= ACB Agbazuere =

Nigerian politician

ACB Agbazuere (born Anthony Agbazuere) is a Nigerian politician and former Abia State Chief of Staff and the state Commissioner for Information and Strategy in Abia State.

== Career ==
Agbazuere was appointed Chief of Staff to Governor Okezie Ikpeazu in 2019. He was also a former Commissioner for Information and Strategy in Abia State.

He was a candidate for the House of Representatives in the 2023 Nigerian National Assembly elections. He contested on the platform of the Peoples Democratic Party (PDP) to represent the Isiala Ngwa North/South constituency and lost to Ginger Onwusibe of the Labour Party.

== Controversy ==
Agbazuere drew widespread attention in 2020 after being seen on a widely circulated video, spraying wads of cash on Odumeje, a controversial clergy often viewed as a fake prophet. This stoked a huge uproar nationally with a frontline newspaper slamming the trending video as "a video of shame". Many critics called for his prosecution as it is a criminal offence to spray Nigerian Naira notes at social functions.

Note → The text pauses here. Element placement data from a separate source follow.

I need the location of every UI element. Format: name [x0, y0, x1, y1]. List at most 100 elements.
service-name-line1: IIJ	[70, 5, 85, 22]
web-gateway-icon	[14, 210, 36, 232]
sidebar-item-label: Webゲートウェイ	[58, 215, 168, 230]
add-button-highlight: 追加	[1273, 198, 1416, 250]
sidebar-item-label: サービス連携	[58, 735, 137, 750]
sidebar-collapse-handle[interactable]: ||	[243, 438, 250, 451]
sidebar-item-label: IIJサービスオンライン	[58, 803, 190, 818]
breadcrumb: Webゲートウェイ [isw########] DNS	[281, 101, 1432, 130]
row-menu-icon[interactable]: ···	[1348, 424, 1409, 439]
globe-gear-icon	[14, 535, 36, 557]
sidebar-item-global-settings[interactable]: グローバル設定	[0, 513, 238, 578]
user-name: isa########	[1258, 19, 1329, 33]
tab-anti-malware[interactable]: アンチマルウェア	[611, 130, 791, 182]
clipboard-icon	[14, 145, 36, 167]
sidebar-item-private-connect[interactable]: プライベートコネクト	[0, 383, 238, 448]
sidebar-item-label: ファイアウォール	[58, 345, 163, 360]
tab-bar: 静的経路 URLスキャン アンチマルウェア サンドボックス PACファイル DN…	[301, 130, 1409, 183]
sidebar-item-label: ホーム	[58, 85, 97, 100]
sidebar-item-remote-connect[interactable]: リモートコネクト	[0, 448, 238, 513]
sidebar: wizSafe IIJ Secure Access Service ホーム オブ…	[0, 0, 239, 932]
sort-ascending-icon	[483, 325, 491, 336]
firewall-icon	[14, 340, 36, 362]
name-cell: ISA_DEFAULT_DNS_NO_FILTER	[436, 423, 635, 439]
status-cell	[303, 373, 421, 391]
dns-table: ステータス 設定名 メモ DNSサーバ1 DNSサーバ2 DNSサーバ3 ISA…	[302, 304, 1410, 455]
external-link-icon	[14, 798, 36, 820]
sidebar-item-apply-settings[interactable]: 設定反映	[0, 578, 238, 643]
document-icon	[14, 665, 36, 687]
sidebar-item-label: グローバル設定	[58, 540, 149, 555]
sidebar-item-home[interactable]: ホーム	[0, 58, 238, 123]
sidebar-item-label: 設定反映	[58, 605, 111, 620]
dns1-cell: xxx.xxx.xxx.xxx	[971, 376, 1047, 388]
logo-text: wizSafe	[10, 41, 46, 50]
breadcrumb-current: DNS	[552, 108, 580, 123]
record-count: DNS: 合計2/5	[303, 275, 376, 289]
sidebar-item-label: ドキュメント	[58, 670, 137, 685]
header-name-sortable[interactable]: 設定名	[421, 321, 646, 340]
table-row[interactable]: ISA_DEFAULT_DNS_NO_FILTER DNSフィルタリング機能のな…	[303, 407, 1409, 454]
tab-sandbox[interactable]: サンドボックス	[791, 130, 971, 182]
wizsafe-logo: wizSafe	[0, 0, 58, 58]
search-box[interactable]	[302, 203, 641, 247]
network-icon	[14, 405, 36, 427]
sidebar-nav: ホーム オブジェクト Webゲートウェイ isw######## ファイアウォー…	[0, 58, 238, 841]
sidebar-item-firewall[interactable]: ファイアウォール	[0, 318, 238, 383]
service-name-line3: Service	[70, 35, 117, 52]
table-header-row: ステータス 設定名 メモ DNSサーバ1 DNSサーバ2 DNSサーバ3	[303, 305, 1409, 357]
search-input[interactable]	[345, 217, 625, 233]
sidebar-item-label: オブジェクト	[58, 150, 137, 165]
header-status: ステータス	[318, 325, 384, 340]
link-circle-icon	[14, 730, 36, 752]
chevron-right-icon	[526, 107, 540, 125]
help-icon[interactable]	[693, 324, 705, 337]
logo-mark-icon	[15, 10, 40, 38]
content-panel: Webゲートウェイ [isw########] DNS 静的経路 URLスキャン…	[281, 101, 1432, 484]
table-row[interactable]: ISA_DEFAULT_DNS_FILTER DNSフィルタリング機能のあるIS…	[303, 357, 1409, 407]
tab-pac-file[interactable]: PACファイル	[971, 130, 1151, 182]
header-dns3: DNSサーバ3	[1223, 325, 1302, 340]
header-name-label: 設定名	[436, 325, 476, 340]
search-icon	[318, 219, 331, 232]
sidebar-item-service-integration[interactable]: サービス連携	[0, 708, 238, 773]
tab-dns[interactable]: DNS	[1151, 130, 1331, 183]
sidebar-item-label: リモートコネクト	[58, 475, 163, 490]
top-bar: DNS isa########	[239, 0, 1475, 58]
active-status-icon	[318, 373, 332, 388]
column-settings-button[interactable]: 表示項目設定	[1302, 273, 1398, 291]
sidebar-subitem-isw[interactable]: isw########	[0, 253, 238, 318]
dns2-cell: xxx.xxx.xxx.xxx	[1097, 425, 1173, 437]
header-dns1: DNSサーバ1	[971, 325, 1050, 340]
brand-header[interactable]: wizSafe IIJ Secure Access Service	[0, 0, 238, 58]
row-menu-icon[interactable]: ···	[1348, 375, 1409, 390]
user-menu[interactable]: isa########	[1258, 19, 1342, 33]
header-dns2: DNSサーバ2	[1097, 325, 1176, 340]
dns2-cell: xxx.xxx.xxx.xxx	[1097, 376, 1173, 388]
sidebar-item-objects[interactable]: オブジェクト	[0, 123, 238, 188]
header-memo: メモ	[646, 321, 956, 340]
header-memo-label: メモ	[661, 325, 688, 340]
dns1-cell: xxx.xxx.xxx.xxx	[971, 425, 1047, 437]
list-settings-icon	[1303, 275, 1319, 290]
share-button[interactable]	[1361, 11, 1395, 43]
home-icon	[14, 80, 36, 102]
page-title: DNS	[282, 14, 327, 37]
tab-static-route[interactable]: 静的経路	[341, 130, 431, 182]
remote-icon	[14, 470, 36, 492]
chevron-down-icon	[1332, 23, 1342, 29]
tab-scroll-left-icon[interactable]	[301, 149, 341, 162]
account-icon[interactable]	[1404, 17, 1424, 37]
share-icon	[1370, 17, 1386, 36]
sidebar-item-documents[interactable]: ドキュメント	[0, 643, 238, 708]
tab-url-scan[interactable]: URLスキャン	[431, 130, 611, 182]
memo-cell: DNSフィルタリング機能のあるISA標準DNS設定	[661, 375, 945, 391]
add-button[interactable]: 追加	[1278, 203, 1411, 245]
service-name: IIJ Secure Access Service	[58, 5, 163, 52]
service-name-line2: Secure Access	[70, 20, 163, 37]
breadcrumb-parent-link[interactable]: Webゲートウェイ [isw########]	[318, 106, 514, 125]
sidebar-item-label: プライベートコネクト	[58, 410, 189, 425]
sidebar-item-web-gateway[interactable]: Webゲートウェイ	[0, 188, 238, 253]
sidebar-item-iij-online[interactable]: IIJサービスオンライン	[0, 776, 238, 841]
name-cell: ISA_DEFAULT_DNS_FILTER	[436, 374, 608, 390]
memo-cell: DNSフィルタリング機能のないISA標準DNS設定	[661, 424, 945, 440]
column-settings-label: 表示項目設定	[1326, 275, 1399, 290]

Agbazuere was arrested in January 2024 on the orders of a Judicial Panel of Enquiry in Abia State for failure to honour an invitation to appear before the panel. He expressed shock at the warrant of arrest, explaining that he was away in Abuja whilst the invitation to the panel was dropped at his gate at home. He was subsequently granted bail

Agbazuere left the People's Democratic Party to the All Progressives Congress in early 2024, leading a host of other loyalists in Abia State in a mass defection. This move attracted condemnation from the People's Democratic Party.

== Personal life ==
Agbazuere was married to late Onyinyechi Agbazuere who died on 4 September 2021 a few days after accompanying him to a new yam festival in Ohuhu, Umuahia, Abia State.